You better be ready for the immediacy of the T-Hybrid’s power delivery, too. Having just stepped out of a 911 Dakar (it uses the original 992 GTS powertrain), the combination of instant electric torque and more system torque earlier – 368 pound-feet at just 1,500 rpm – is surprising. The first time we dug a little deeper into the throttle on corner exit while driving through switchback-like mountain roads, the test car stepped its rear end out, with far less effort than it takes to do so in non-hybrid 911s.
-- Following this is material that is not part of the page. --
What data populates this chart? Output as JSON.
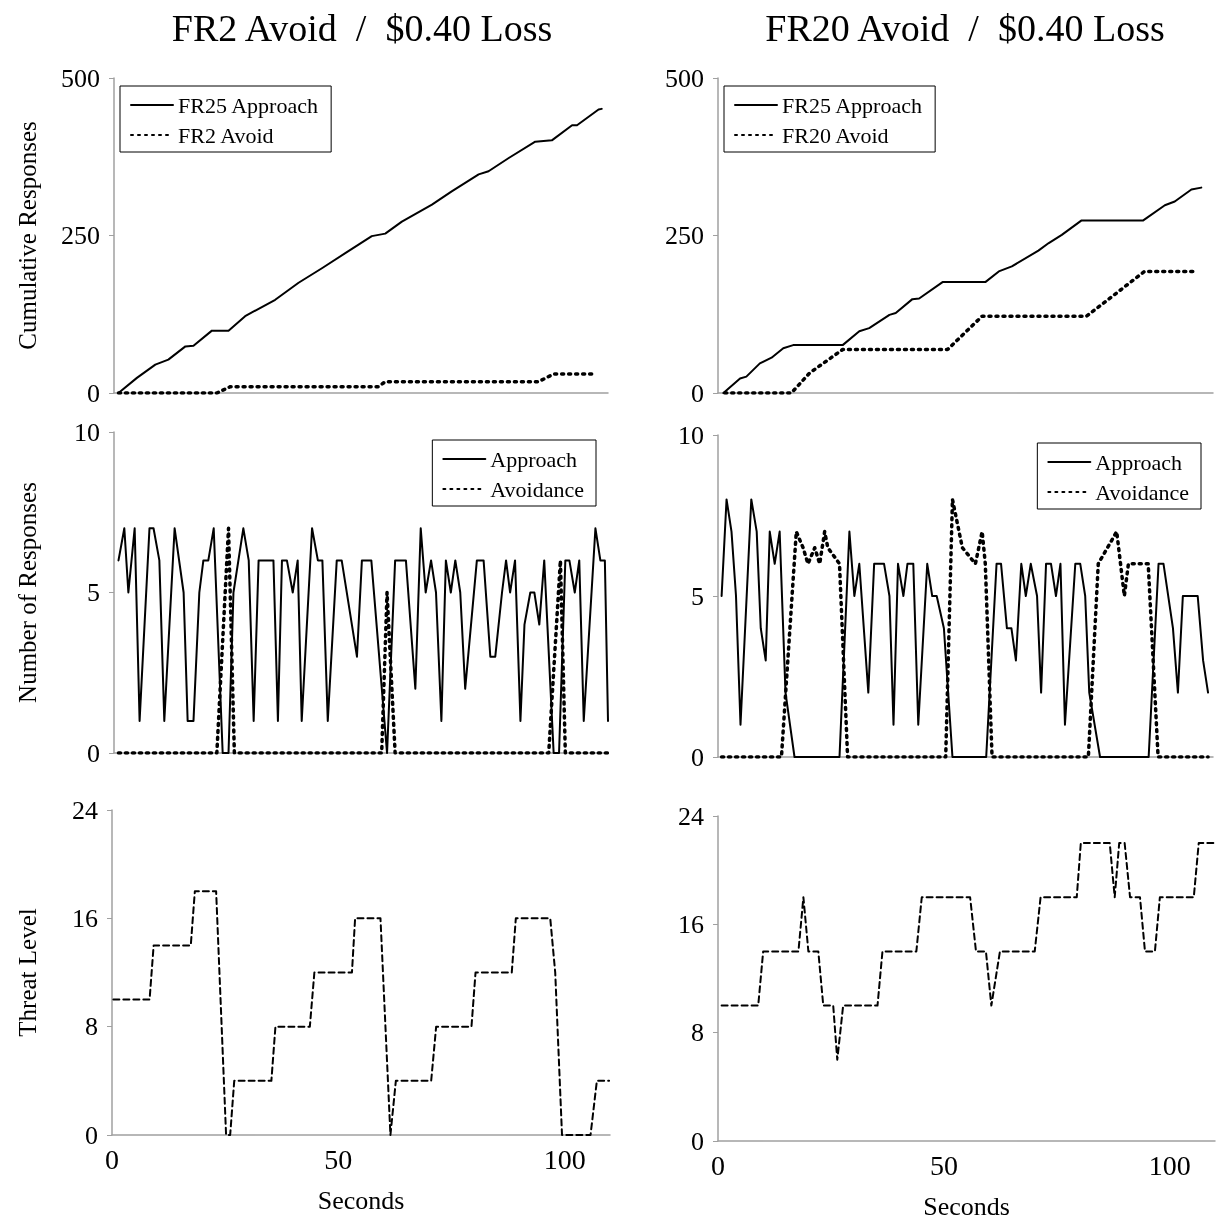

All of the above is a perfectly reasonable answer for when someone asks “Why hybridize the 911?” But Porsche has more succinct answers to such a question, too. For one, worldwide emissions standards are consistently creeping in. This new 3.6-liter flat-six meets those stringent standards by operating at the emissions-friendly air-fuel mixture of lambda 1. It might seem counterintuitive, but engineers tell us that a less stressed, larger engine is the solution it found to meet emissions standards. The engine itself features numerous efficiency improvements versus the previous 3.0-liter, as it adopts VarioCam technology and the solid roller cam followers Porsche uses in motorsport. The electric motor performs the function of the alternator, and the air conditioning compressor is powered electronically. Funnily, eliminating these accessory bits means the bigger 3.6-liter engine doesn’t take up as much space in the rear as the 3.0-liter it replaces, which is crucial, because that leaves room for the pulse inverter and DC-DC converter directly above the engine.

Enough with efficiencies, though, because even while the T-Hybrid is nicer to the environment, its total system output still bests the outgoing GTS with 532 horsepower and 449 pound-feet of torque combined, improvements of 59 and 29, respectively. Its 0-60 mph time dips by 0.3 second to only 2.9 seconds in the Coupe, and top speed is a blistering 194 mph. Most impressive of all, Porsche test development driver Jörg Bermeister chopped off 8.7 seconds around the Nürburgring Nordschleife with the new GTS, which speaks to improvements beyond just the hybrid system.

The ever-impressive Porsche Dynamic Chassis Control roll stabilization system is improved and now run off the high-voltage system of the hybrid. Ten-millimeter wider tires are fitted at the rear. Rear-axle steering is made standard on the GTS, and both the front and rear brakes are larger to cope with the extra power – the available carbon-ceramic 10-piston(!) fronts are specifically brought over from the 911 Turbo S.